Drop in US jobless rate raises question
A drop in the unemployment rate to a 16-year low raises a tantalizing question about the job market: How much better can it get? Earlier this year, economists worried that the low unemployment rate meant businesses would struggle to find workers and that would drag down the pace of hiring. Those fears were heightened by a tiny job gain in March and modest hiring in May.
Yet Friday’s jobs report suggests such concerns are premature. Employers added 209,000 jobs, after a solid gain of 231,000 in June, the Labor Department said. The unemployment rate ticked down to 4.3 percent, from 4.4 percent, matching the low reached in May. The US economy is benefiting from steady growth around the world, with Europe and Japan perking up and China’s economy stabilizing. Corporate revenue and profits are growing too, and the stock market has hit record highs.
Economists were particularly encouraged by the fact that more Americans are coming off the sidelines and finding jobs. For the first few years after the recession, many of the unemployed stopped looking for work. Some were discouraged by the lack of available jobs. Others returned to school or stayed home to take care of family. The government doesn’t count those out of work as unemployed unless they are actively searching for jobs.

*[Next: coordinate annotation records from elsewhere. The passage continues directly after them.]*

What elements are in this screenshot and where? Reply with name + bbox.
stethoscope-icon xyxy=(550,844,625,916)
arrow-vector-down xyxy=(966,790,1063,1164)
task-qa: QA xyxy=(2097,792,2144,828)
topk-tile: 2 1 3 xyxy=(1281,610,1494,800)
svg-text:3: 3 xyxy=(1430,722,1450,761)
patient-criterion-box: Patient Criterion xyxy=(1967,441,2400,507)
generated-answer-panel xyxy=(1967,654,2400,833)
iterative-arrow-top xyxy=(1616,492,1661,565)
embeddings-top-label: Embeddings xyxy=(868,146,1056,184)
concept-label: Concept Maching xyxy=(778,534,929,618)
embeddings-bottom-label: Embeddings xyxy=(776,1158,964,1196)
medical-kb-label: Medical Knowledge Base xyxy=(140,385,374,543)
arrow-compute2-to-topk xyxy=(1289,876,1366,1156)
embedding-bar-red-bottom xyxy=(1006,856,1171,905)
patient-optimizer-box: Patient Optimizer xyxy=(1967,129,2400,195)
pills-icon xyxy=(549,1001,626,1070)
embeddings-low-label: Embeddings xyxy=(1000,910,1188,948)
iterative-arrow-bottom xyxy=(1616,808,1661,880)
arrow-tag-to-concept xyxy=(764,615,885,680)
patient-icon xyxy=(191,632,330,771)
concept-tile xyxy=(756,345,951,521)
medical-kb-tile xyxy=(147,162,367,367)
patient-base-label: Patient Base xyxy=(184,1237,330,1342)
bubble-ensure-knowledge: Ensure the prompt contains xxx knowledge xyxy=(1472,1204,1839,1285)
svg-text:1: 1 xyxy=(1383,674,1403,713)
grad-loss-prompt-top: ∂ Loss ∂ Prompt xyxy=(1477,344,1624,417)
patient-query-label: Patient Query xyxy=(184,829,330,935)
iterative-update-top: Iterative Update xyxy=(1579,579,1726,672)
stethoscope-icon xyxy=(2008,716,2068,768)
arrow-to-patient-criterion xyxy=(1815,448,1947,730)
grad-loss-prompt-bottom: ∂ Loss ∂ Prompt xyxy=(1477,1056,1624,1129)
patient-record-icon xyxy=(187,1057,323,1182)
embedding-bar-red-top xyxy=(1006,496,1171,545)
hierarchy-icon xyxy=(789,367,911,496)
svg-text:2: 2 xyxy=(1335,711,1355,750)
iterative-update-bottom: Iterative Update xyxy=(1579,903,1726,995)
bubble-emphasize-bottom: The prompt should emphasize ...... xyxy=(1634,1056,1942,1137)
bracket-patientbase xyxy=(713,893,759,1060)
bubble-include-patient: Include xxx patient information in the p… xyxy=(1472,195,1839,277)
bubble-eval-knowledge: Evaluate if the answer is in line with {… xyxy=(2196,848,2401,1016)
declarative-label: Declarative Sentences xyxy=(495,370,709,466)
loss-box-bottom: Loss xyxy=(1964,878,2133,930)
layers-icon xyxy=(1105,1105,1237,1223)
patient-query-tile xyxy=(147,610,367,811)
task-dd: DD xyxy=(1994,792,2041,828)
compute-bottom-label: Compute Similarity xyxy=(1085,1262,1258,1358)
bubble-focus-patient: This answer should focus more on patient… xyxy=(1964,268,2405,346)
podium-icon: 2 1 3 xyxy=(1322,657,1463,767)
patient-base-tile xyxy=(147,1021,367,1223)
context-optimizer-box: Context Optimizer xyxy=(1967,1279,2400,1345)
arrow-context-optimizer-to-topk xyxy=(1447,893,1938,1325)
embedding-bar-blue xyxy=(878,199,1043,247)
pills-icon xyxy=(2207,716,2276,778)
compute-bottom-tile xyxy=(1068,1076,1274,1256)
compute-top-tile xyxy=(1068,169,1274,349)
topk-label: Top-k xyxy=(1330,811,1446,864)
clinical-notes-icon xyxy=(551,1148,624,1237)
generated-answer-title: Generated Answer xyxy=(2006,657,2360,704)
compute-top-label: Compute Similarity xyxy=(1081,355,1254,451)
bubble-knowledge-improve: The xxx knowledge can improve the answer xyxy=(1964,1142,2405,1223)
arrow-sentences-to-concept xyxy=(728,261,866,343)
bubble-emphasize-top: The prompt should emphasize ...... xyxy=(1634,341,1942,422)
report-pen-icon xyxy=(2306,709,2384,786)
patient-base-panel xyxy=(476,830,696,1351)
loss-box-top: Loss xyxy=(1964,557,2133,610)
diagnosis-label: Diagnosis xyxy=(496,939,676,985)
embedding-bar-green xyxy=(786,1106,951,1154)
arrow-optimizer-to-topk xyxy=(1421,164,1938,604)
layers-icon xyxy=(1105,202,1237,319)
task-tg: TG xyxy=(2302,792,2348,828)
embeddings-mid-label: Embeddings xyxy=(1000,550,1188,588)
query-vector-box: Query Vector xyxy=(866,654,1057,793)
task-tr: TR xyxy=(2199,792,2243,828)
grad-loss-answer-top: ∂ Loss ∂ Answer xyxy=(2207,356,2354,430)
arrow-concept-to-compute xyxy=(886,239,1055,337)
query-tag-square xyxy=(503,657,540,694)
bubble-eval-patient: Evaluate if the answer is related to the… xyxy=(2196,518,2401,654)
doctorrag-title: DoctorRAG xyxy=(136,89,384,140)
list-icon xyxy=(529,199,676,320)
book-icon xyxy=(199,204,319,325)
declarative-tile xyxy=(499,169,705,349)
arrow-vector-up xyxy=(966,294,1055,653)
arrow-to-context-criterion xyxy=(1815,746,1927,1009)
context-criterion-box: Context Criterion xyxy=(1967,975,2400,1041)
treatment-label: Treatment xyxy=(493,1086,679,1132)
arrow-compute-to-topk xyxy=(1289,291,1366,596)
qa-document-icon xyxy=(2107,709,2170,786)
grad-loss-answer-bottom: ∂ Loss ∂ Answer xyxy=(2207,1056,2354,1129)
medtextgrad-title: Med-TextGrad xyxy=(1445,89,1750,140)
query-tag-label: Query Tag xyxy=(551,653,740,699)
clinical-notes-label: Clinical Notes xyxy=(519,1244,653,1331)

That trend began to reverse last year and has continued into 2017. To many economists, that means robust hiring could continue for many more months, or even years. “There’s more people willing to work than the unemployment rate would have you believe,” said Nick Bunker, a senior policy analyst at the Washington Center for Equitable Growth, a liberal think tank.
President Donald Trump celebrated the data in a tweet shortly after the numbers were released. “Excellent Jobs Numbers,” he wrote, “and I have only just begun.”
Trump technically tweeted too early: His comment was posted at 8:45 am, just 15 minutes after the report was released. Federal rules specify that White House officials should wait for an hour before publicly commenting. The rule is intended to allow the data to be released without political spin.